All you need to do is just find the equations.

1. Find the equations of the medians of the triangle with vertex coordinates at J(2,-2) K(4,-1) and L(-2,-5).

2. Find the equation of the perpendicular bisector of a chord of a circle, given that the end points of the chord are C(-2,0) and D(4,-4).

Thanks a lot!
• Oct 17th 2006, 11:43 AM
Jameson
a) Ok. So there are three midpoints. One on JK, one on JL, and another on KL.

You said you just need a line through the midpoint. There infinitely many that cross through a single point, but we can assume that another point on the line is at the origin for simplicity.

So the midpoint of JL is the sum of the coordinates divided by 2. So x = (2-2)/2 = 0 and y = (-2-5)/2 = -7/2. So now you have the midpoint (0, -7/2). Now you can use any other point to make a line.
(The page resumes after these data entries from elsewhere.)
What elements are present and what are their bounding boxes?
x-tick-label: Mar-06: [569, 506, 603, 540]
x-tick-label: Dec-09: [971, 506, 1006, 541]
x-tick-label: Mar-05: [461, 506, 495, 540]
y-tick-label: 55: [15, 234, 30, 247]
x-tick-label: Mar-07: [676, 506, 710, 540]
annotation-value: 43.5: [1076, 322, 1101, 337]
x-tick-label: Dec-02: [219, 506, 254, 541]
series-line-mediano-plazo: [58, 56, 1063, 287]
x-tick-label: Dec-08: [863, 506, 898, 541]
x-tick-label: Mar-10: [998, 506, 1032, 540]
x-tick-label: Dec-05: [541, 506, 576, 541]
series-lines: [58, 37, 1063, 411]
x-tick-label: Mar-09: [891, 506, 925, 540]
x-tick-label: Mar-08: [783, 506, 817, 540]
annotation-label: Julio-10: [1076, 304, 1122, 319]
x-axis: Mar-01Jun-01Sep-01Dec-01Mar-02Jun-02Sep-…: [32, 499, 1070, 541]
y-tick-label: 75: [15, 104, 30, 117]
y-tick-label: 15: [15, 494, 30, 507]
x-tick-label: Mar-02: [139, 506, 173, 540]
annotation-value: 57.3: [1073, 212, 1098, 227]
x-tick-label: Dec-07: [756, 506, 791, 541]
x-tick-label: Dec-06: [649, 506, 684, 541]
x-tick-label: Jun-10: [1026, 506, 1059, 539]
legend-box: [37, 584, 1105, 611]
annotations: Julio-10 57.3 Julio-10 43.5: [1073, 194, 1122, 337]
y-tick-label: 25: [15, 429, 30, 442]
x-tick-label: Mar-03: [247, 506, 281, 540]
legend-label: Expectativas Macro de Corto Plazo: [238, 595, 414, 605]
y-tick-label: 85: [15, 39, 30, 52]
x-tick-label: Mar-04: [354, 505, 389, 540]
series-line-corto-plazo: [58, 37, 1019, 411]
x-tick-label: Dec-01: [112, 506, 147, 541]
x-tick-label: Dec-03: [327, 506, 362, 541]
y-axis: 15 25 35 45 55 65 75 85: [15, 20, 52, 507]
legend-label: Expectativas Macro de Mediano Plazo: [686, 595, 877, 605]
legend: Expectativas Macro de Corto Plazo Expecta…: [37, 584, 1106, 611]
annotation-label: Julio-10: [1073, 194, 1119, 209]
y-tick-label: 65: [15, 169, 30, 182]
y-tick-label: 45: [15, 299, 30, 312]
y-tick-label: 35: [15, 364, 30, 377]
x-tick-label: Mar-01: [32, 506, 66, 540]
I'd use the origin to make it simple. So you have two points, (0,0) and (0, -7/2). That's all you need for the line.

Repeat the process for the other two midpoints.
• Oct 17th 2006, 01:33 PM
Universe
Thanks!
but I need an equation for these lines. I mean y=mx+b.
I just can't understand how it supposed to be done =\
any suggestions?
• Oct 17th 2006, 01:38 PM
Jameson
y=mx+b is only one form of a line.

The point-slope form is how the line is derived.

Slope = m.

m= (y-y_0) / (x-x_0) This is the definition of the slope.

So rewriting, y-y_0=m(x-x_0).

You have two points on the line, so use that to find the slope. The plug in x_0, y_0, and m into the equation above.